Frames of different scenes

Fig. 5
figure 5

Detection of scene change in anni002

Fig. 6
figure 6

Detection of scene change in anni003

Fig. 7
figure 7

TY frame of video anni006

Fig. 8
figure 8

TX frame of video anni006

Fig. 9
figure 9

Detection of scene change in anni006

Among the three sections of spatial and spatiotemporal frames, location that appeared for at least two sections is considered as the approximated location of abrupt scene change. As shown in Table 1, locations obtained from the proposed method are [77, 215, 277, 349, 413, 530, 581, 702, 865, 936, 1029, 1142, 1318, 1554, 1774, 1890, 1976] and it is the same for the actual location. No missed or false detection are found and the proposed method detected all the abrupt scene changes.

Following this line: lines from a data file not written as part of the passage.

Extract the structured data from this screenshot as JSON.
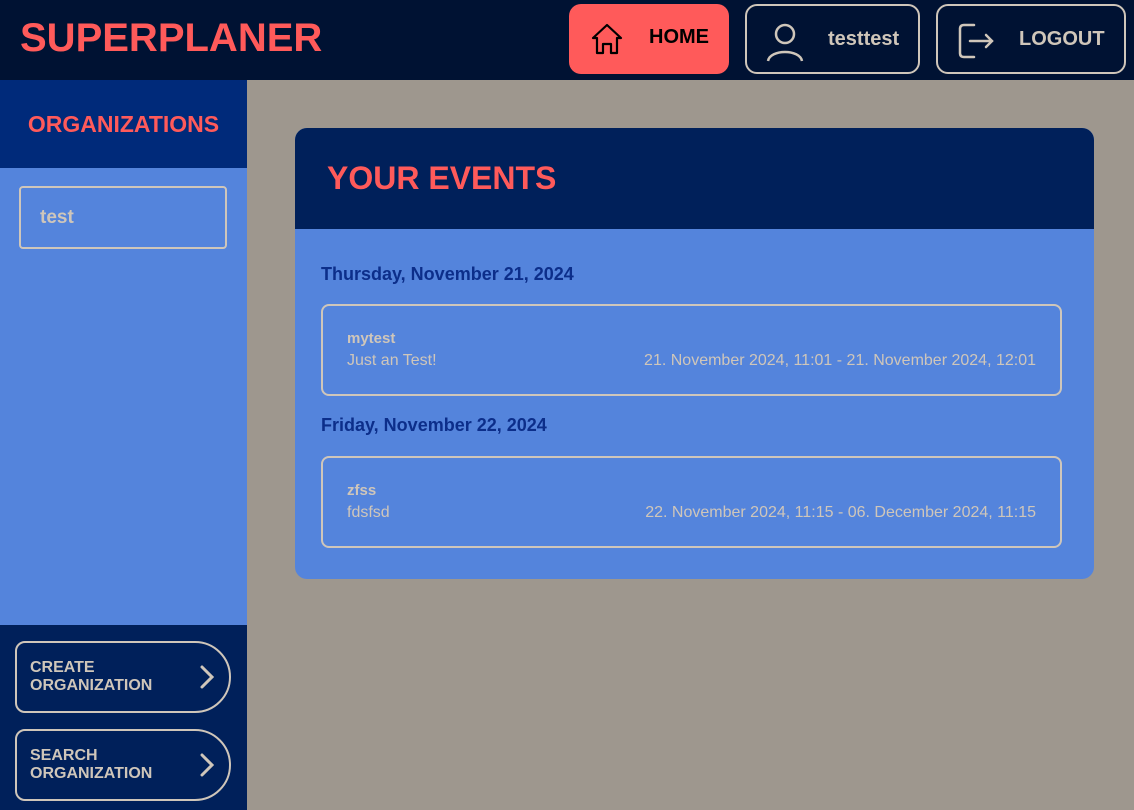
{
  "header": {
    "brand": "SUPERPLANER",
    "home_label": "HOME",
    "user_label": "testtest",
    "logout_label": "LOGOUT"
  },
  "sidebar": {
    "title": "ORGANIZATIONS",
    "organizations": [
      {
        "name": "test"
      }
    ],
    "create_label": "CREATE ORGANIZATION",
    "search_label": "SEARCH ORGANIZATION"
  },
  "main": {
    "title": "YOUR EVENTS",
    "days": [
      {
        "date": "Thursday, November 21, 2024",
        "events": [
          {
            "title": "mytest",
            "description": "Just an Test!",
            "range": "21. November 2024, 11:01 - 21. November 2024, 12:01"
          }
        ]
      },
      {
        "date": "Friday, November 22, 2024",
        "events": [
          {
            "title": "zfss",
            "description": "fdsfsd",
            "range": "22. November 2024, 11:15 - 06. December 2024, 11:15"
          }
        ]
      }
    ]
  },
  "colors": {
    "accent": "#ff5a5a",
    "navy": "#001233",
    "blue": "#5484dc"
  }
}
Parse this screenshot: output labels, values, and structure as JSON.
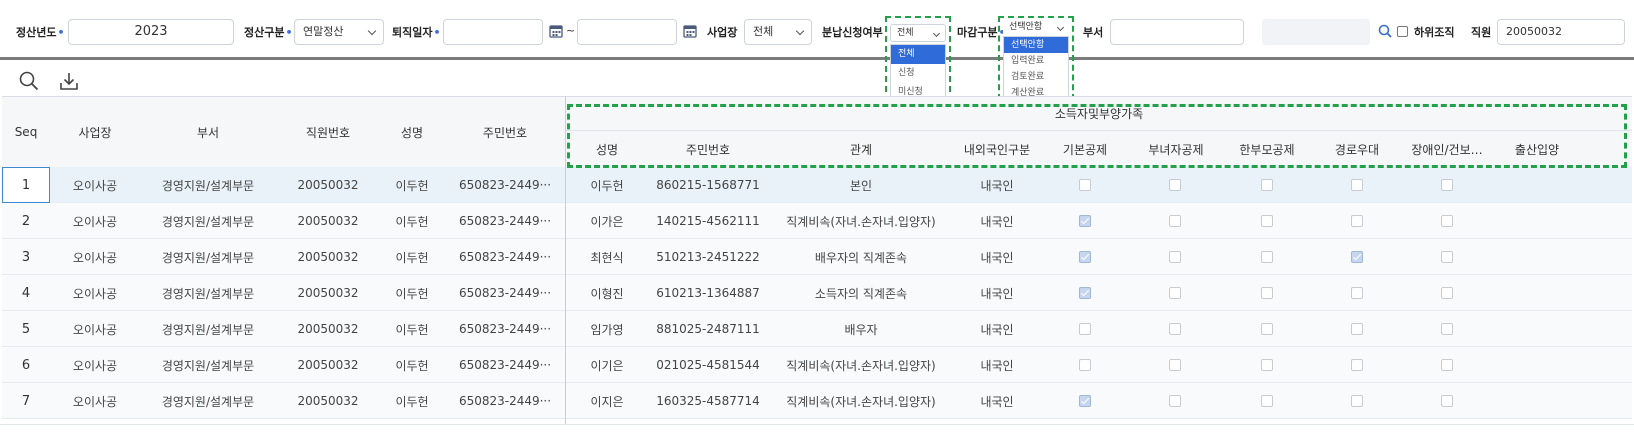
{
  "filters": {
    "year_label": "정산년도",
    "year_value": "2023",
    "type_label": "정산구분",
    "type_value": "연말정산",
    "retire_label": "퇴직일자",
    "retire_from": "",
    "retire_sep": "~",
    "retire_to": "",
    "site_label": "사업장",
    "site_value": "전체",
    "split_label": "분납신청여부",
    "split_value": "전체",
    "split_options": [
      "전체",
      "신청",
      "미신청"
    ],
    "close_label": "마감구분",
    "close_value": "선택안함",
    "close_options": [
      "선택안함",
      "입력완료",
      "검토완료",
      "계산완료"
    ],
    "dept_label": "부서",
    "dept_value": "",
    "sub_org_label": "하위조직",
    "emp_label": "직원",
    "emp_value": "20050032"
  },
  "grid": {
    "group_header": "소득자및부양가족",
    "headers": {
      "seq": "Seq",
      "site": "사업장",
      "dept": "부서",
      "emp_no": "직원번호",
      "name": "성명",
      "rrn": "주민번호",
      "f_name": "성명",
      "f_rrn": "주민번호",
      "relation": "관계",
      "nationality": "내외국인구분",
      "basic": "기본공제",
      "female": "부녀자공제",
      "single_parent": "한부모공제",
      "elderly": "경로우대",
      "disabled": "장애인/건보…",
      "birth": "출산입양"
    },
    "rows": [
      {
        "seq": "1",
        "site": "오이사공",
        "dept": "경영지원/설계부문",
        "emp_no": "20050032",
        "name": "이두헌",
        "rrn": "650823-2449···",
        "f_name": "이두헌",
        "f_rrn": "860215-1568771",
        "relation": "본인",
        "nationality": "내국인",
        "basic": false,
        "female": false,
        "single_parent": false,
        "elderly": false,
        "disabled": false
      },
      {
        "seq": "2",
        "site": "오이사공",
        "dept": "경영지원/설계부문",
        "emp_no": "20050032",
        "name": "이두헌",
        "rrn": "650823-2449···",
        "f_name": "이가은",
        "f_rrn": "140215-4562111",
        "relation": "직계비속(자녀.손자녀.입양자)",
        "nationality": "내국인",
        "basic": true,
        "female": false,
        "single_parent": false,
        "elderly": false,
        "disabled": false
      },
      {
        "seq": "3",
        "site": "오이사공",
        "dept": "경영지원/설계부문",
        "emp_no": "20050032",
        "name": "이두헌",
        "rrn": "650823-2449···",
        "f_name": "최현식",
        "f_rrn": "510213-2451222",
        "relation": "배우자의 직계존속",
        "nationality": "내국인",
        "basic": true,
        "female": false,
        "single_parent": false,
        "elderly": true,
        "disabled": false
      },
      {
        "seq": "4",
        "site": "오이사공",
        "dept": "경영지원/설계부문",
        "emp_no": "20050032",
        "name": "이두헌",
        "rrn": "650823-2449···",
        "f_name": "이형진",
        "f_rrn": "610213-1364887",
        "relation": "소득자의 직계존속",
        "nationality": "내국인",
        "basic": true,
        "female": false,
        "single_parent": false,
        "elderly": false,
        "disabled": false
      },
      {
        "seq": "5",
        "site": "오이사공",
        "dept": "경영지원/설계부문",
        "emp_no": "20050032",
        "name": "이두헌",
        "rrn": "650823-2449···",
        "f_name": "임가영",
        "f_rrn": "881025-2487111",
        "relation": "배우자",
        "nationality": "내국인",
        "basic": false,
        "female": false,
        "single_parent": false,
        "elderly": false,
        "disabled": false
      },
      {
        "seq": "6",
        "site": "오이사공",
        "dept": "경영지원/설계부문",
        "emp_no": "20050032",
        "name": "이두헌",
        "rrn": "650823-2449···",
        "f_name": "이기은",
        "f_rrn": "021025-4581544",
        "relation": "직계비속(자녀.손자녀.입양자)",
        "nationality": "내국인",
        "basic": false,
        "female": false,
        "single_parent": false,
        "elderly": false,
        "disabled": false
      },
      {
        "seq": "7",
        "site": "오이사공",
        "dept": "경영지원/설계부문",
        "emp_no": "20050032",
        "name": "이두헌",
        "rrn": "650823-2449···",
        "f_name": "이지은",
        "f_rrn": "160325-4587714",
        "relation": "직계비속(자녀.손자녀.입양자)",
        "nationality": "내국인",
        "basic": true,
        "female": false,
        "single_parent": false,
        "elderly": false,
        "disabled": false
      }
    ]
  },
  "colors": {
    "accent": "#2f6bd9",
    "highlight_dash": "#23a04a",
    "selected_row": "#e8f2f8"
  }
}
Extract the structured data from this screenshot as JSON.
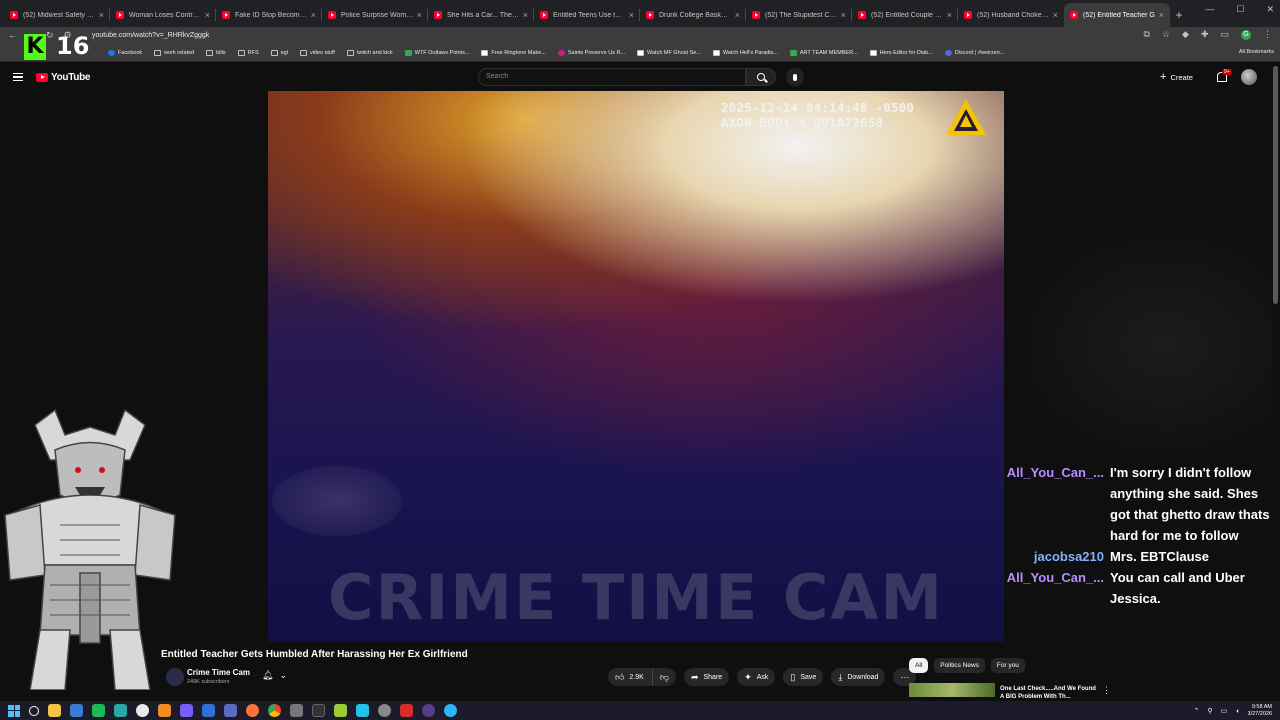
{
  "browser": {
    "tabs": [
      {
        "label": "(52) Midwest Safety - You"
      },
      {
        "label": "Woman Loses Control and"
      },
      {
        "label": "Fake ID Stop Becomes a F"
      },
      {
        "label": "Police Surprise Woman Co"
      },
      {
        "label": "She Hits a Car... Then Pre"
      },
      {
        "label": "Entitled Teens Use the Ra"
      },
      {
        "label": "Drunk College Basketball"
      },
      {
        "label": "(52) The Stupidest Crimin"
      },
      {
        "label": "(52) Entitled Couple Mee"
      },
      {
        "label": "(52) Husband Chokes Wif"
      },
      {
        "label": "(52) Entitled Teacher G"
      }
    ],
    "new_tab": "+",
    "url": "youtube.com/watch?v=_RHRkvZgggk",
    "bookmarks": [
      {
        "label": "Facebook",
        "icon": "fb"
      },
      {
        "label": "work related",
        "icon": "folder"
      },
      {
        "label": "bills",
        "icon": "folder"
      },
      {
        "label": "RFS",
        "icon": "folder"
      },
      {
        "label": "egl",
        "icon": "folder"
      },
      {
        "label": "video stuff",
        "icon": "folder"
      },
      {
        "label": "twitch and kick",
        "icon": "folder"
      },
      {
        "label": "WTF Outlaws Points...",
        "icon": "g"
      },
      {
        "label": "Free Ringtone Make...",
        "icon": "w"
      },
      {
        "label": "Saints Preserve Us R...",
        "icon": "p"
      },
      {
        "label": "Watch MF Ghost Se...",
        "icon": "w"
      },
      {
        "label": "Watch Hell's Paradis...",
        "icon": "w"
      },
      {
        "label": "ART TEAM MEMBER...",
        "icon": "g"
      },
      {
        "label": "Hero Editor for Diab...",
        "icon": "w"
      },
      {
        "label": "Discord | #welcom...",
        "icon": "d"
      }
    ],
    "all_bookmarks": "All Bookmarks"
  },
  "overlay": {
    "kick_letter": "K",
    "viewer_count": "16"
  },
  "youtube": {
    "logo_text": "YouTube",
    "search_placeholder": "Search",
    "create_label": "Create",
    "notification_count": "9+"
  },
  "video": {
    "timestamp": "2025-12-14 04:14:48 -0500",
    "device": "AXON BODY 4 D01A72658",
    "watermark": "CRIME TIME CAM",
    "title": "Entitled Teacher Gets Humbled After Harassing Her Ex Girlfriend",
    "channel": "Crime Time Cam",
    "subscribers": "249K subscribers",
    "likes": "2.9K",
    "share": "Share",
    "ask": "Ask",
    "save": "Save",
    "download": "Download"
  },
  "chat": [
    {
      "user": "All_You_Can_...",
      "color": "#b88cff",
      "text": "I'm sorry I didn't follow anything she said. Shes got that ghetto draw thats hard for me to follow"
    },
    {
      "user": "jacobsa210",
      "color": "#7fb4ff",
      "text": "Mrs. EBTClause"
    },
    {
      "user": "All_You_Can_...",
      "color": "#b88cff",
      "text": "You can call and Uber Jessica."
    }
  ],
  "sidebar": {
    "chips": [
      "All",
      "Politics News",
      "For you"
    ],
    "rec_title": "One Last Check.....And We Found A BIG Problem With Th..."
  },
  "taskbar": {
    "time": "9:58 AM",
    "date": "3/27/2026"
  }
}
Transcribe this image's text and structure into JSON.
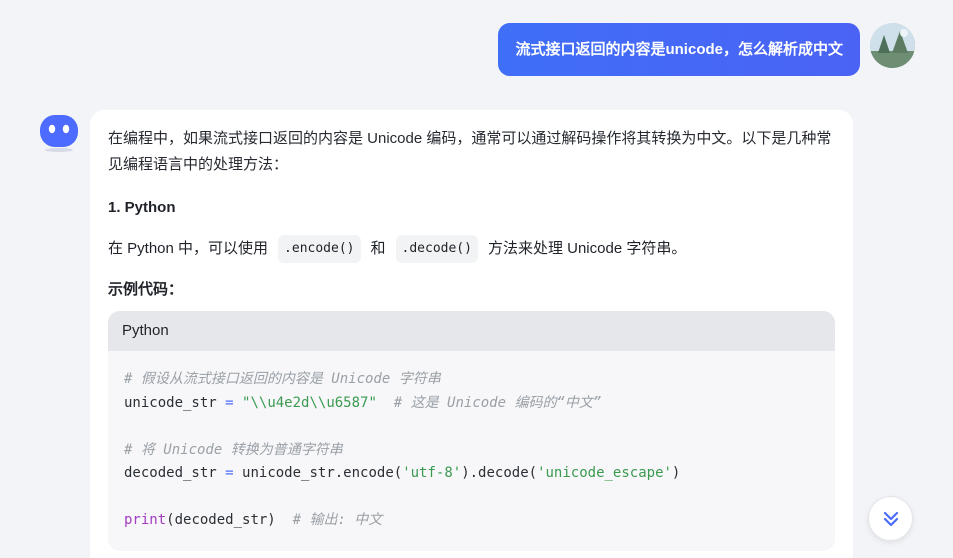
{
  "user_message": "流式接口返回的内容是unicode，怎么解析成中文",
  "answer": {
    "intro": "在编程中，如果流式接口返回的内容是 Unicode 编码，通常可以通过解码操作将其转换为中文。以下是几种常见编程语言中的处理方法：",
    "section_title": "1. Python",
    "desc_prefix": "在 Python 中，可以使用",
    "code_encode": ".encode()",
    "desc_and": "和",
    "code_decode": ".decode()",
    "desc_suffix": "方法来处理 Unicode 字符串。",
    "example_label": "示例代码：",
    "code_block": {
      "language": "Python",
      "line1_comment": "# 假设从流式接口返回的内容是 Unicode 字符串",
      "line2_var": "unicode_str",
      "line2_op": "=",
      "line2_string": "\"\\\\u4e2d\\\\u6587\"",
      "line2_comment": "# 这是 Unicode 编码的“中文”",
      "line4_comment": "# 将 Unicode 转换为普通字符串",
      "line5_var": "decoded_str",
      "line5_op": "=",
      "line5_mid1": "unicode_str.encode(",
      "line5_str1": "'utf-8'",
      "line5_mid2": ").decode(",
      "line5_str2": "'unicode_escape'",
      "line5_end": ")",
      "line7_kw": "print",
      "line7_args": "(decoded_str)",
      "line7_comment": "# 输出: 中文"
    }
  },
  "icons": {
    "bot_avatar": "robot-face-icon",
    "user_avatar": "user-photo-avatar",
    "scroll": "double-chevron-down-icon"
  },
  "colors": {
    "accent": "#4d6bfe",
    "background": "#f3f4f8",
    "string": "#3a9a4f",
    "keyword": "#a43bc0",
    "comment": "#9aa0a6"
  }
}
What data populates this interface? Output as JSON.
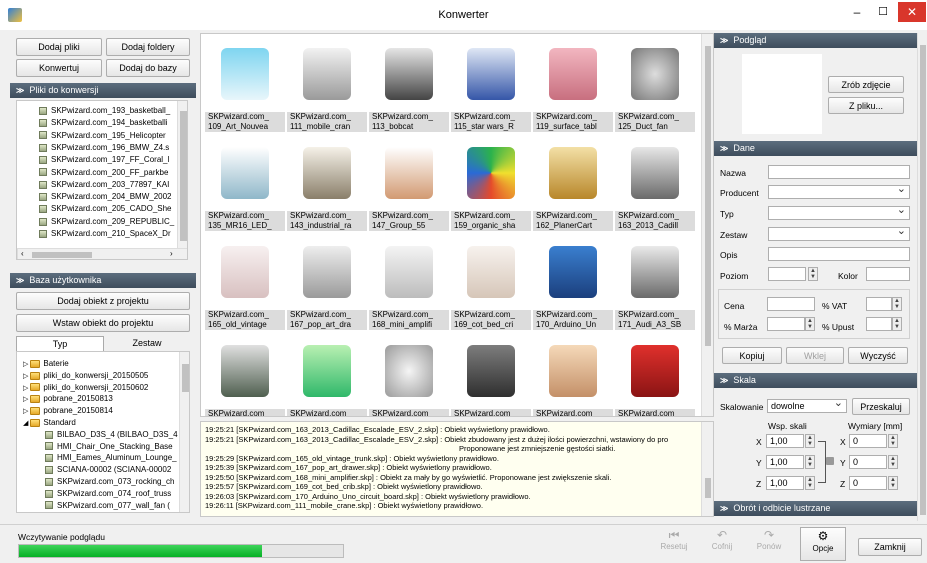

For the performance evaluation, the proposed method has been compared with the method given in [2, 8] and the comparison result has been shown in Table 2. The accuracy of the proposed method has been evaluated with the help of precision, recall, and F1 score. F1 score is used for the evaluation of accuracy and it is defined as

$$\begin{aligned} F1 = 2 \times \frac{precision\times recall}{precision + recall} \end{aligned}$$
(11)

The proposed method detects all the scene changes and therefore the F1 score obtained is high as compared to the methods reported in [2, 8].

Table 2 Comparison

4 Conclusion

The proposed abrupt scene change detection method incorporates intensity as well as the flow energy of the frames. Using spatial and spatiotemporal frames reduces the false or missed detection. Edges of spatiotemporal frames and flow energy of spatial frames have been used for the detection. Detection accuracy of the proposed method is high with no false or missed detection as compared to the other methods.